Teile diesen Beitrag "Forschung: Das passiert, wenn Du Dich für andere verbiegst"
„Ich kenne keinen sicheren Weg zum Erfolg, aber einen sicheren Weg zum Misserfolg: Es allen recht machen zu wollen.“ – Platon
In der zweiten oder dritten Klasse – ich schrieb an anderer Stelle schon mal davon – war ich ziemlich einsam. Also nahm ich das Geld, das meine Eltern mir zum Eis-Essen gaben, und fragte andere Kinder, ob sie für ein paar Mark meine Freunde sein wollten. Wollten sie nicht. Ich behielt das Geld und verlor meine letzte Hoffnung. Ich ging nachhause und weinte Tränen groß wie Eiskugeln.

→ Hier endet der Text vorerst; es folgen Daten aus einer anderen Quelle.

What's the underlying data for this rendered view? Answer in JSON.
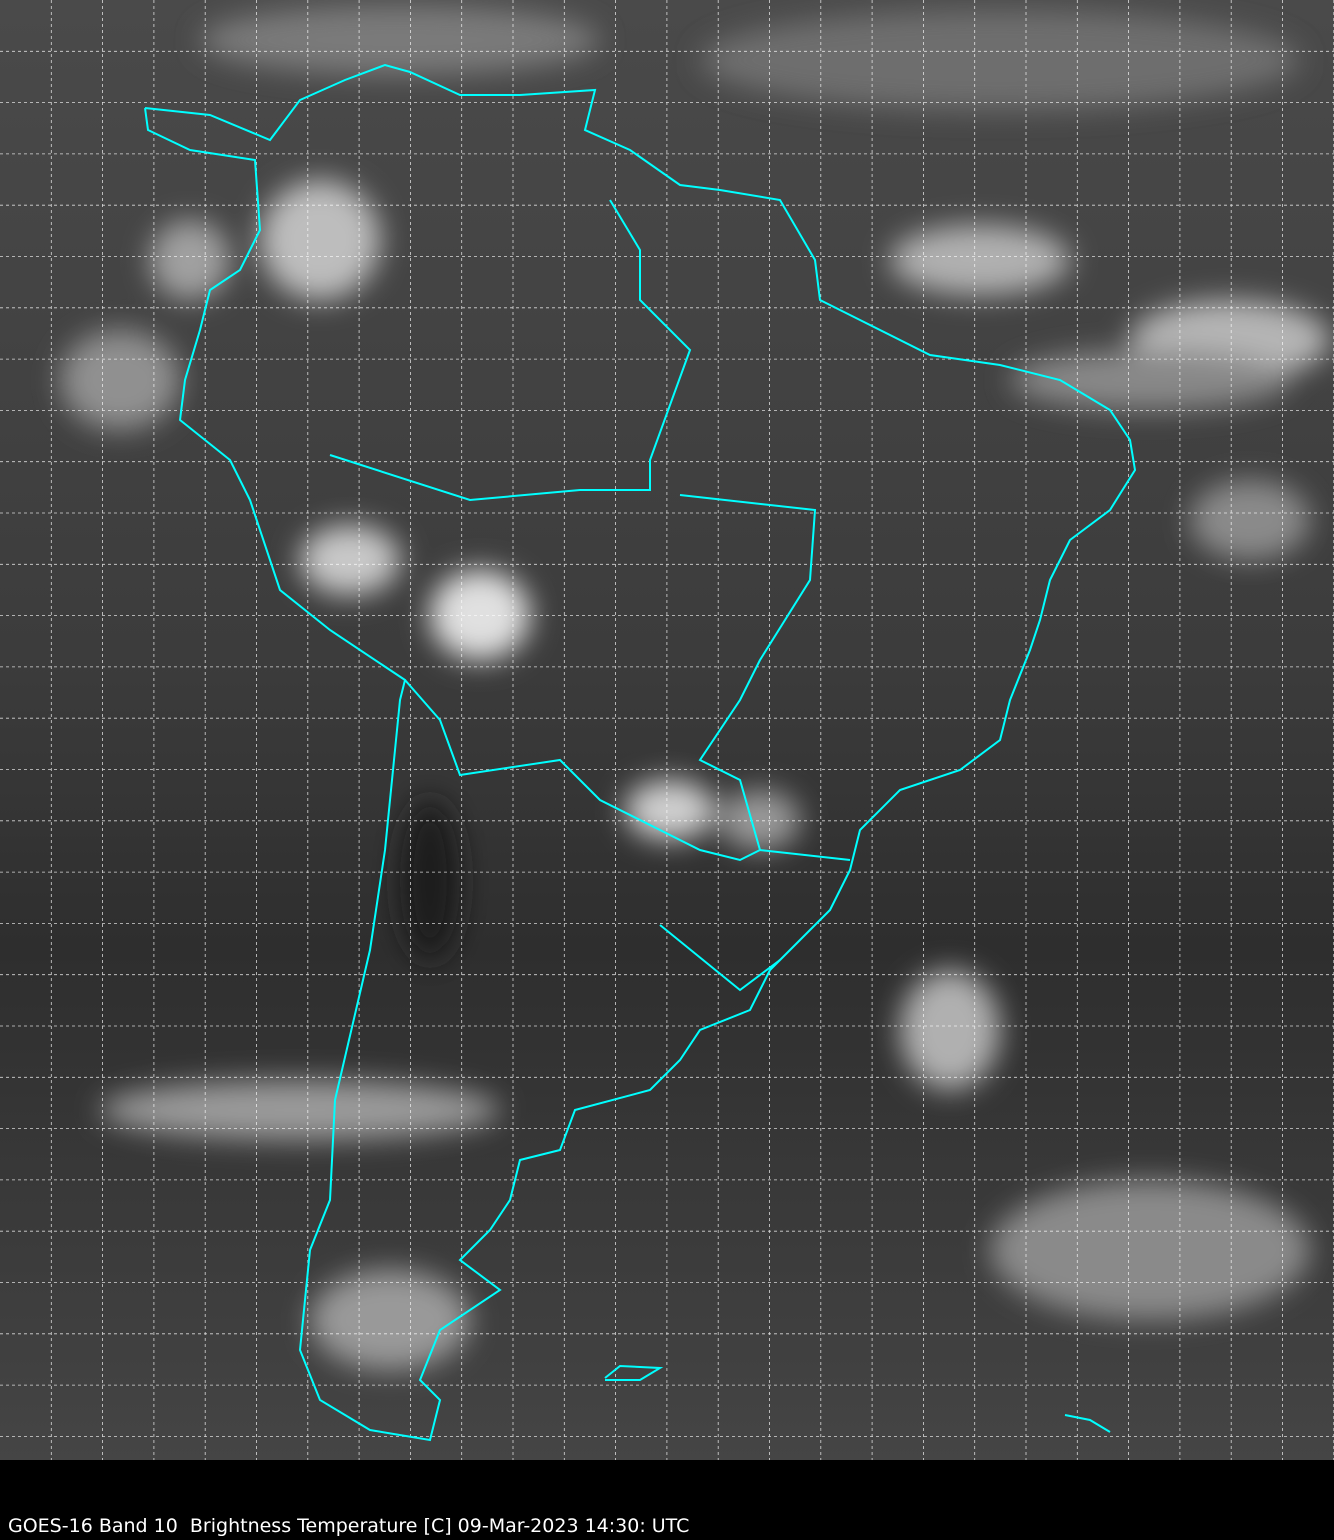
{
  "caption": "GOES-16 Band 10  Brightness Temperature [C] 09-Mar-2023 14:30: UTC",
  "colors": {
    "background": "#000000",
    "coastline": "#00ffff",
    "grid": "#ffffff",
    "ocean_base": "#3a3a3a"
  }
}
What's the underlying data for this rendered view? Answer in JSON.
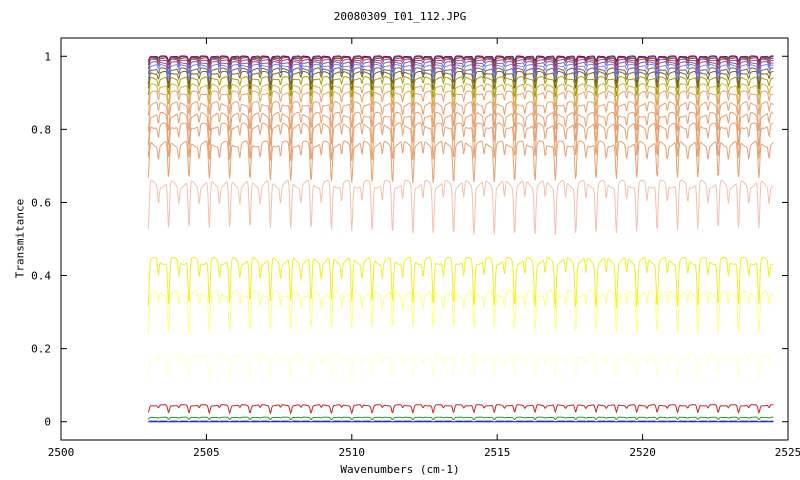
{
  "chart_data": {
    "type": "line",
    "title": "20080309_I01_112.JPG",
    "xlabel": "Wavenumbers (cm-1)",
    "ylabel": "Transmitance",
    "xlim": [
      2500,
      2525
    ],
    "ylim": [
      -0.05,
      1.05
    ],
    "x_range": [
      2503,
      2524.5
    ],
    "xticks": [
      "2500",
      "2505",
      "2510",
      "2515",
      "2520",
      "2525"
    ],
    "yticks": [
      "0",
      "0.2",
      "0.4",
      "0.6",
      "0.8",
      "1"
    ],
    "xtick_values": [
      2500,
      2505,
      2510,
      2515,
      2520,
      2525
    ],
    "ytick_values": [
      0,
      0.2,
      0.4,
      0.6,
      0.8,
      1.0
    ],
    "grid": false,
    "legend": "none",
    "line_spacing_cm1": 0.7,
    "series": [
      {
        "baseline": 0.0,
        "depth": 0.0,
        "color": "#000080"
      },
      {
        "baseline": 0.002,
        "depth": 0.002,
        "color": "#4060ff"
      },
      {
        "baseline": 0.012,
        "depth": 0.006,
        "color": "#20a020"
      },
      {
        "baseline": 0.045,
        "depth": 0.02,
        "color": "#cc2020"
      },
      {
        "baseline": 0.18,
        "depth": 0.06,
        "color": "#ffffd0"
      },
      {
        "baseline": 0.35,
        "depth": 0.1,
        "color": "#ffff80"
      },
      {
        "baseline": 0.44,
        "depth": 0.12,
        "color": "#f0f020"
      },
      {
        "baseline": 0.65,
        "depth": 0.13,
        "color": "#f4c0b0"
      },
      {
        "baseline": 0.76,
        "depth": 0.1,
        "color": "#e8a070"
      },
      {
        "baseline": 0.81,
        "depth": 0.09,
        "color": "#e8a070"
      },
      {
        "baseline": 0.84,
        "depth": 0.08,
        "color": "#e8a070"
      },
      {
        "baseline": 0.87,
        "depth": 0.07,
        "color": "#e8a070"
      },
      {
        "baseline": 0.9,
        "depth": 0.06,
        "color": "#e8a070"
      },
      {
        "baseline": 0.92,
        "depth": 0.055,
        "color": "#d0b040"
      },
      {
        "baseline": 0.94,
        "depth": 0.05,
        "color": "#a0a000"
      },
      {
        "baseline": 0.955,
        "depth": 0.045,
        "color": "#806020"
      },
      {
        "baseline": 0.965,
        "depth": 0.04,
        "color": "#606060"
      },
      {
        "baseline": 0.975,
        "depth": 0.035,
        "color": "#8080e0"
      },
      {
        "baseline": 0.983,
        "depth": 0.03,
        "color": "#6060c0"
      },
      {
        "baseline": 0.99,
        "depth": 0.025,
        "color": "#a04080"
      },
      {
        "baseline": 0.995,
        "depth": 0.02,
        "color": "#c02020"
      },
      {
        "baseline": 0.998,
        "depth": 0.015,
        "color": "#208040"
      },
      {
        "baseline": 1.0,
        "depth": 0.012,
        "color": "#800080"
      }
    ]
  }
}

25 Jahre sind seitdem vergangen. Jahre, in denen ich lange Zeit immer wieder haderte mit der Einsamkeit und dem Gefühl, ich sei nicht liebenswert genug. Nach und nach lernte ich jedoch, mehr zu mir zu stehen. Und ich erfuhr, dass ich gerade dann gute Beziehungen erleben darf, wenn ich authentisch bin. Ohne Manipulation und ohne mich zu verbiegen.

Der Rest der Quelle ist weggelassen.